In these two lectures, we’ve given just a brief taster of Bayesian statistics. Bayesian statistics is a deep and complicated subject, and you may have the opportunity to find out a lot more about it later in your university career.

We have seen that in Bayesian statistics, one brings in a subjective “prior” based on previous beliefs and evidence, then updates this prior based on the data. This contrasts with the more traditional frequentist statistics. In frequentist one uses only the data – no prior beliefs! – and judges to what extent the data is consistent or inconsistent with a hypothesis, without weighing in on how likely such a hypothesis is. (Frequentist statistics is the main subject studied in MATH1712 Probability and Statistics II.)

For a while, there was an occasionally fierce debate between “Bayesians” and “frequentists”. Frequentists thought that bringing subjective personal beliefs into things was unmathematical, while Bayesians thought that ignoring how plausible a hypothesis is before testing it is unscientific. The debate has now largely dissipated, and it is largely accepted that modern statisticians need to know about both frequentist and Bayesian methods.

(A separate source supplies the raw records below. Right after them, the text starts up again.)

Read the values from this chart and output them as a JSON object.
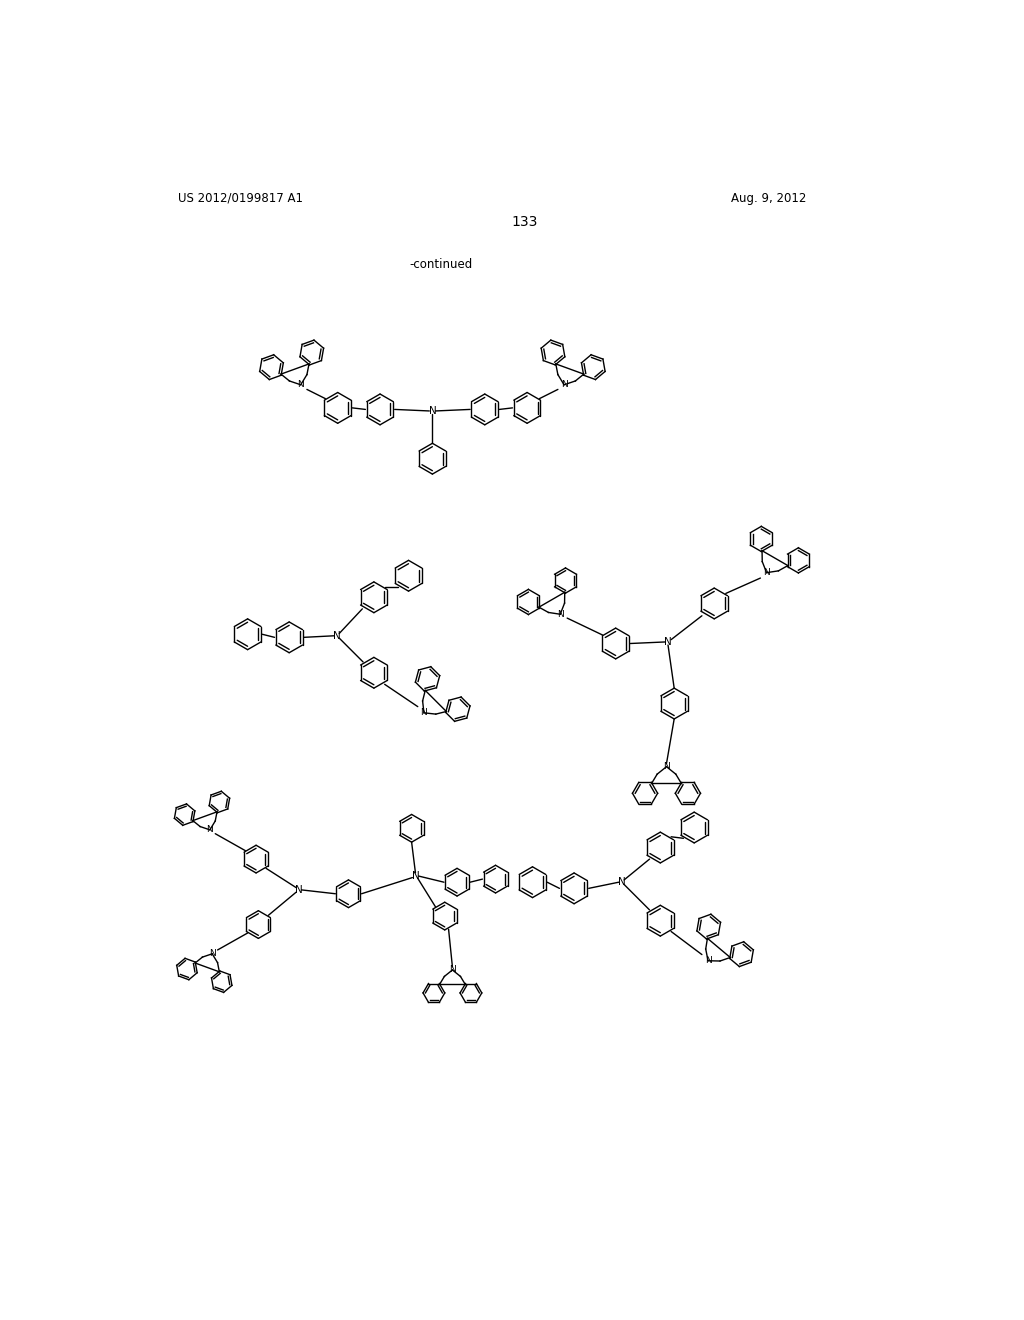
{
  "page_number": "133",
  "top_left_text": "US 2012/0199817 A1",
  "top_right_text": "Aug. 9, 2012",
  "continued_text": "-continued",
  "background_color": "#ffffff",
  "text_color": "#000000",
  "line_color": "#000000",
  "line_width": 1.0,
  "fig_width": 10.24,
  "fig_height": 13.2,
  "dpi": 100
}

In the two main examples of Bayesian statistics we have looked at – the Bernoulli likelihood and the normal likelihood – we ended up with a posterior in the same parametric family as prior, just with different parameters. Such a prior is called a “conjugate prior”. Of course, these are very convenient and easy to work with. However, with more complicated likelihoods and more complicated priors – especially those not with a single parameter but with many parameters – calculating the posterior distribution can be very difficult. In particular, working out the constant of proportionality (even just approximately) and/or sampling from the posterior distribution are very hard problems.

For this reason, Bayesian statistics was for a long time a minor area of statistics. However, increases in computer power in the 1980s made some of these problems more tractable, and Bayesian statistics has increased in importance and popularity since then.

There are still plenty of open problems in Bayesian statistics, and lots of these involve the computational side: finding algorithms that can efficiently calculate the normalising constants in posterior distributions or sample from those posterior distributions, especially when the parameter(s) have very high dimension.

Summary

In Bayesian statistics, we start with a prior distribution for a parameter \(\theta\), and update to a posterior distribution given the data \(\mathbf x\), through \(\pi(\theta \mid \mathbf x) \propto \pi(\theta)p(\mathbf x \mid \theta)\), or \(\text{posterior} \propto \text{prior} \times \text{likelihood}\).
The Beta distribution is a useful family of distributions to use as priors for probability parameters.
A Beta prior for a Bernoulli likelihood leads to a Beta posterior with different parameters.
A normal prior for the expectation of a normal likelihood wioth known variance leads to a normal posterior with different parameters.